What has worked for us is for me to comment regularly about things that ONLY my older daughter can do. For instance, I will say, "Wow, it is so great how you're reading books all by yourself now! Isn't it fun to be able to read whatever you want, whenever you want?" or "I noticed how beautiful and graceful you were in your ballet class today! You were the best one in your class at the barre!" or even just commenting that I love the outfit she picked out for herself. Anything that allows her to feel special for being the older one. (By the same token, I also do try and notice things that my little one does that are special.) And, when the two girls are playing together and getting along great, I will compliment them both on that. Now that I have really been trying to notice the many good things they do, there has been a decrease in negative-attention-getting behavior.
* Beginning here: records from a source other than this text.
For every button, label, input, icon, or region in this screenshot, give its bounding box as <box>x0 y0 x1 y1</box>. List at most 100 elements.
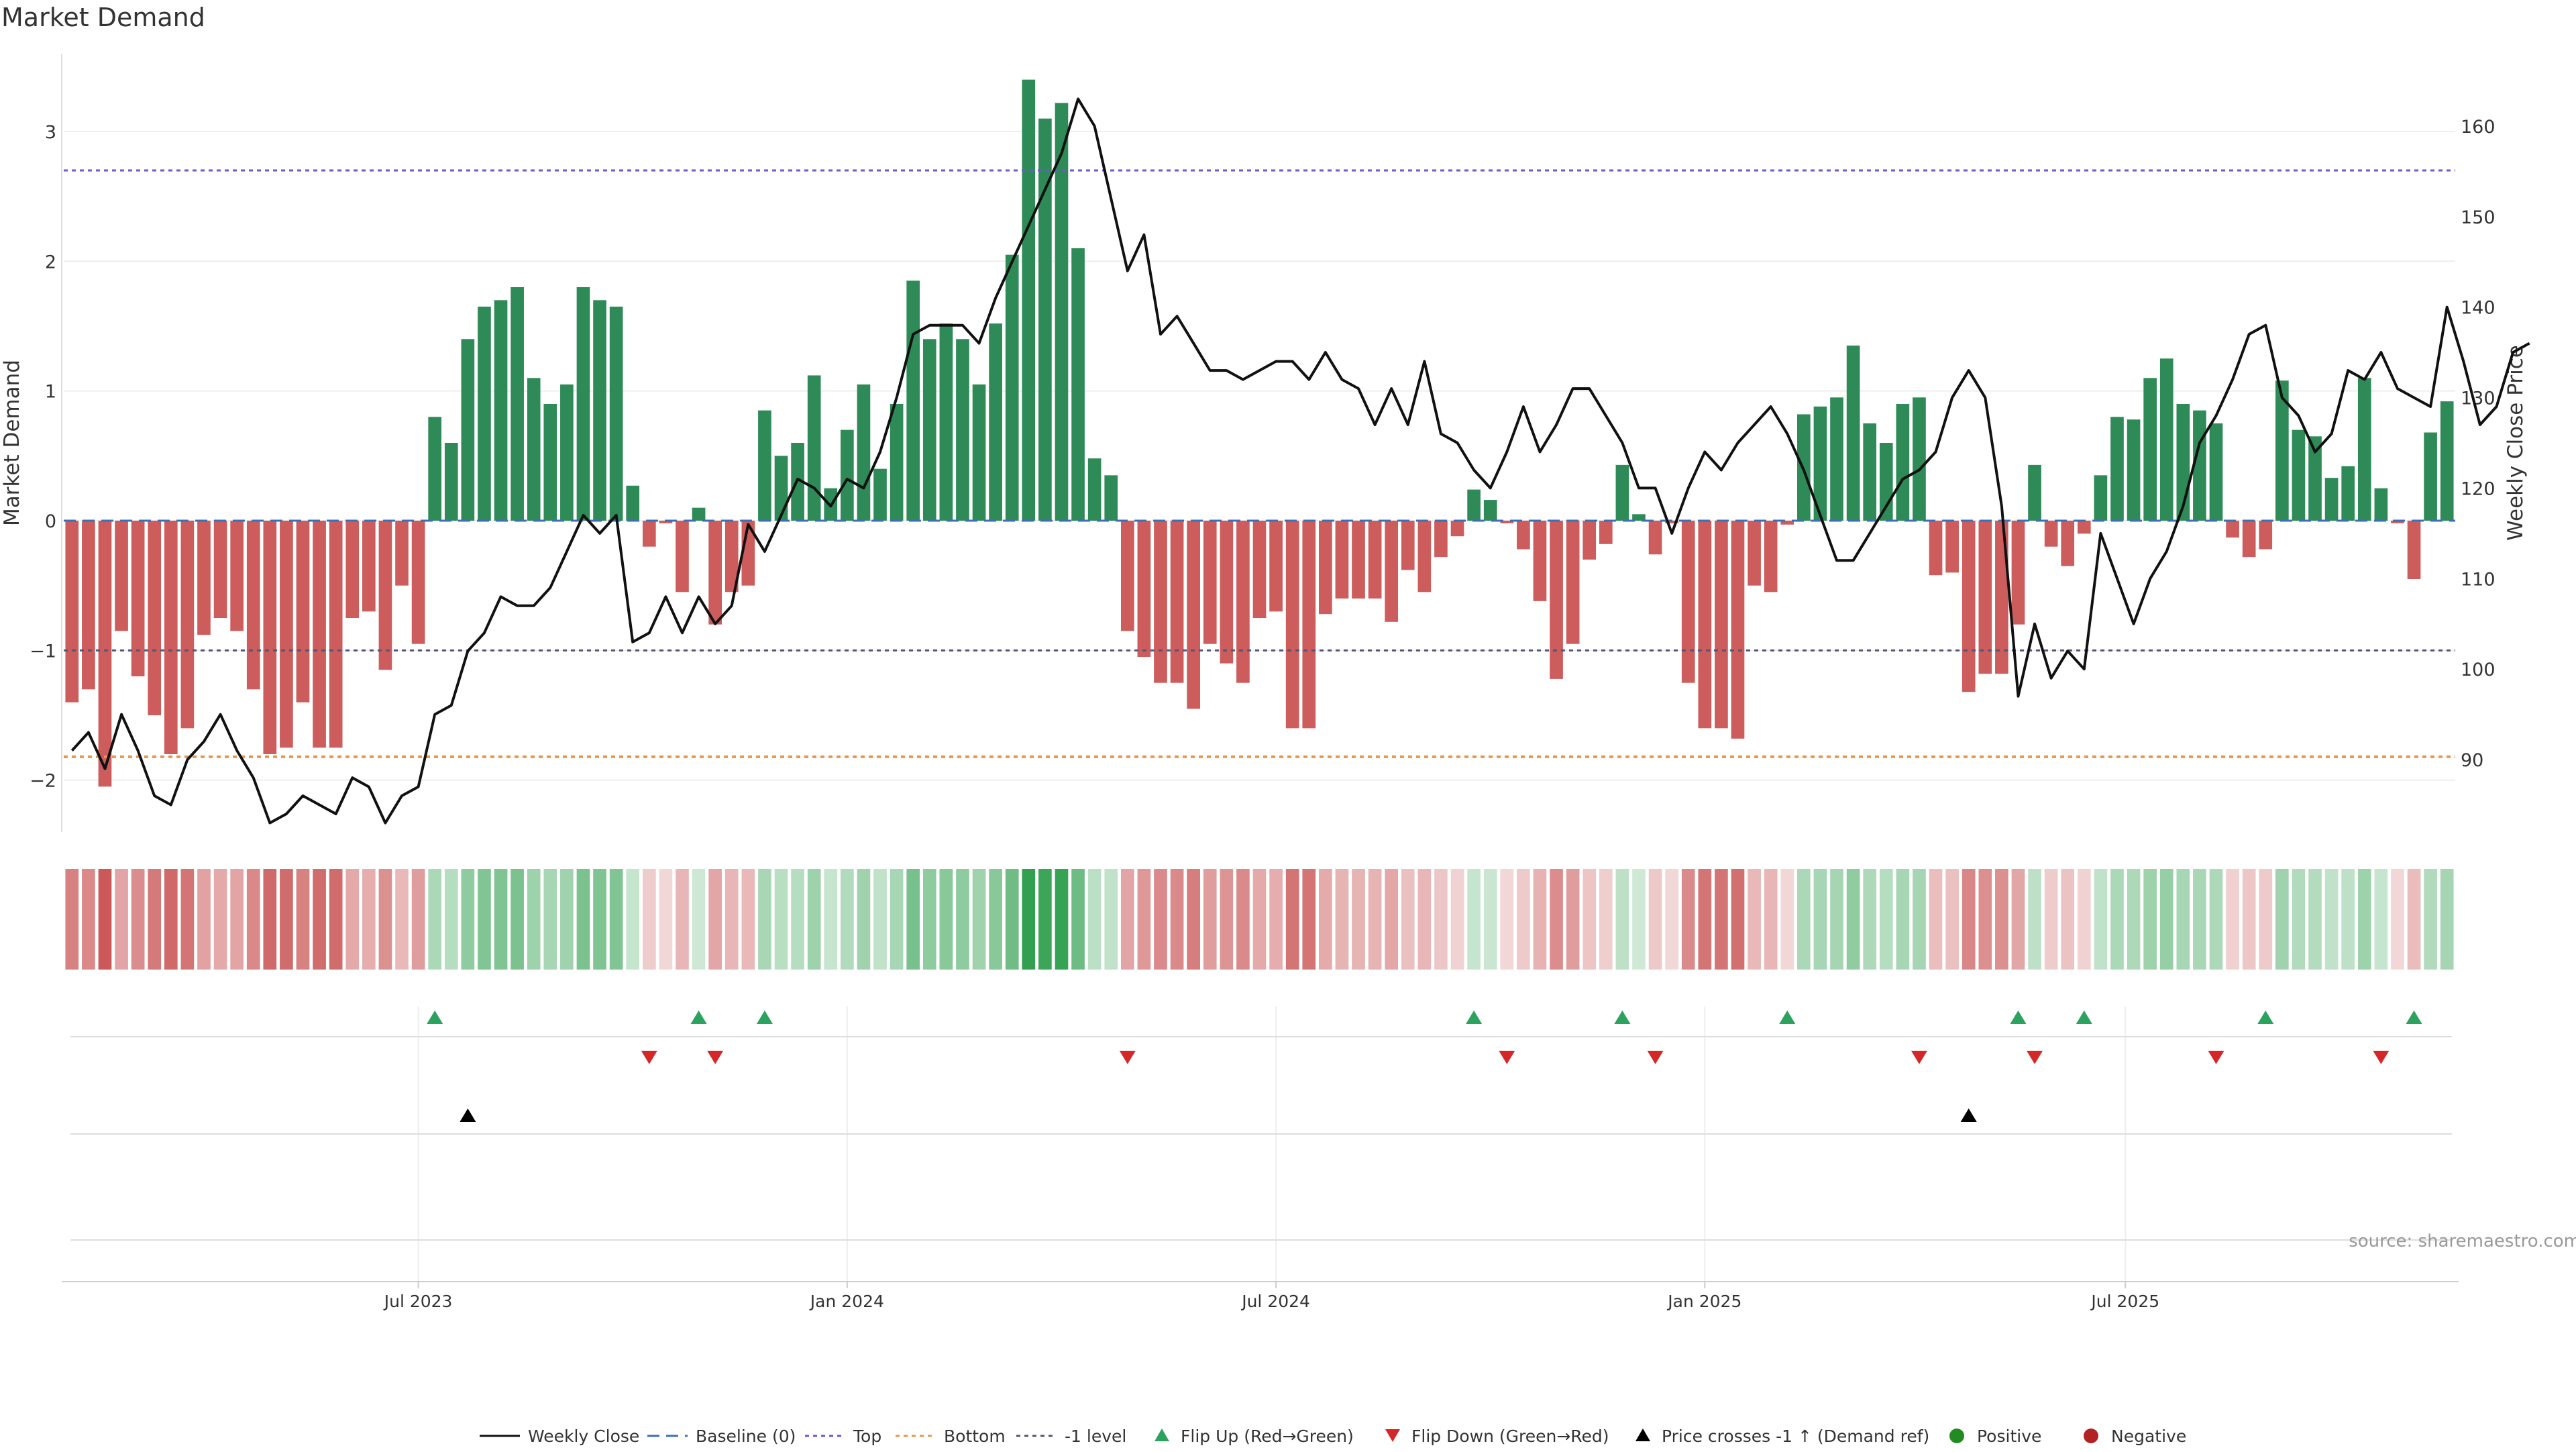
heat-cell <box>1846 869 1860 970</box>
bar-positive <box>774 456 788 521</box>
bar-positive <box>1830 397 1843 521</box>
legend-swatch-up <box>1155 1429 1169 1441</box>
heat-cell <box>956 869 969 970</box>
heat-cell <box>890 869 904 970</box>
heat-cell <box>741 869 755 970</box>
bar-negative <box>1450 521 1464 537</box>
heat-cell <box>131 869 145 970</box>
heat-cell <box>857 869 871 970</box>
bar-negative <box>263 521 277 754</box>
y2-tick-label: 160 <box>2461 117 2496 138</box>
heat-cell <box>115 869 128 970</box>
heat-cell <box>2424 869 2437 970</box>
heat-cell <box>1731 869 1745 970</box>
bar-positive <box>560 384 574 521</box>
bar-negative <box>1170 521 1184 683</box>
heat-cell <box>1913 869 1926 970</box>
legend-label: Price crosses -1 ↑ (Demand ref) <box>1662 1427 1929 1446</box>
heat-cell <box>972 869 986 970</box>
heat-cell <box>708 869 722 970</box>
flip-up-marker <box>1614 1010 1631 1024</box>
x-tick-label: Jul 2024 <box>1240 1292 1310 1311</box>
y2-tick-label: 120 <box>2461 478 2496 499</box>
heat-cell <box>1550 869 1563 970</box>
heat-cell <box>1087 869 1102 970</box>
bar-negative <box>313 521 326 748</box>
bar-positive <box>2028 464 2041 521</box>
heat-cell <box>1335 869 1349 970</box>
bar-negative <box>2077 521 2091 534</box>
bar-negative <box>1434 521 1448 558</box>
heat-cell <box>724 869 739 970</box>
heat-cell <box>626 869 640 970</box>
heat-cell <box>1632 869 1646 970</box>
bar-negative <box>724 521 739 592</box>
price-cross-marker <box>460 1108 476 1122</box>
bar-negative <box>197 521 211 635</box>
heat-cell <box>692 869 706 970</box>
heat-cell <box>609 869 623 970</box>
heat-cell <box>642 869 656 970</box>
bar-positive <box>2341 466 2355 521</box>
bar-negative <box>1269 521 1283 612</box>
heat-cell <box>395 869 409 970</box>
flip-down-marker <box>1911 1051 1927 1064</box>
bar-positive <box>2440 401 2454 521</box>
heat-cell <box>1368 869 1382 970</box>
heat-cell <box>2110 869 2124 970</box>
bar-negative <box>1154 521 1167 683</box>
bar-positive <box>1615 464 1629 521</box>
heat-cell <box>791 869 804 970</box>
heat-cell <box>1533 869 1547 970</box>
heat-cell <box>922 869 936 970</box>
flip-up-marker <box>2406 1010 2422 1024</box>
heat-cell <box>461 869 475 970</box>
bar-negative <box>1302 521 1316 729</box>
bar-negative <box>246 521 260 690</box>
heat-cell <box>2407 869 2421 970</box>
bar-negative <box>1780 521 1794 525</box>
heat-cell <box>1945 869 1959 970</box>
bar-negative <box>1319 521 1332 615</box>
bar-positive <box>890 404 904 521</box>
bar-negative <box>213 521 227 618</box>
heat-cell <box>296 869 310 970</box>
bar-positive <box>2324 478 2339 521</box>
heat-cell <box>2159 869 2174 970</box>
heat-cell <box>1154 869 1167 970</box>
legend-label: Flip Up (Red→Green) <box>1181 1427 1354 1446</box>
x-tick-label: Jul 2025 <box>2090 1292 2159 1311</box>
legend-swatch-up <box>1635 1429 1650 1441</box>
heat-cell <box>2440 869 2454 970</box>
flip-up-marker <box>2257 1010 2274 1024</box>
heat-cell <box>1517 869 1530 970</box>
heat-cell <box>1483 869 1497 970</box>
heat-cell <box>1319 869 1332 970</box>
bar-positive <box>609 307 623 521</box>
bar-negative <box>164 521 178 754</box>
bar-negative <box>1517 521 1530 550</box>
bar-positive <box>2374 488 2388 521</box>
bar-positive <box>1632 514 1646 521</box>
heat-cell <box>774 869 788 970</box>
bar-positive <box>428 417 442 521</box>
flip-down-marker <box>2373 1051 2390 1064</box>
x-tick-label: Jul 2023 <box>383 1292 453 1311</box>
heat-cell <box>1120 869 1134 970</box>
heat-cell <box>2259 869 2273 970</box>
heat-cell <box>1978 869 1992 970</box>
legend-label: Weekly Close <box>528 1427 639 1446</box>
heat-cell <box>1599 869 1613 970</box>
heat-cell <box>1137 869 1151 970</box>
bar-negative <box>180 521 195 729</box>
bar-positive <box>873 468 887 521</box>
heat-cell <box>1269 869 1283 970</box>
bar-negative <box>1582 521 1597 560</box>
heat-cell <box>511 869 524 970</box>
y2-tick-label: 130 <box>2461 388 2496 409</box>
heat-cell <box>2209 869 2223 970</box>
bar-negative <box>2044 521 2058 547</box>
bar-positive <box>972 384 986 521</box>
legend-label: -1 level <box>1065 1427 1126 1446</box>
That being said, there are times when I do need to correct my older daughter, and she does tend to cry about it. I just tell her, "It's my job to make sure you grow up into the best person you can be. I will always love you, I just don't love that you took your sister's toys away and hid them from her." So she understands that it was her actions that I had the problem with, and that I'm correcting her out of love in order to make her a better person. (Although she will still cry and carry on - no getting around it, I'm afraid!)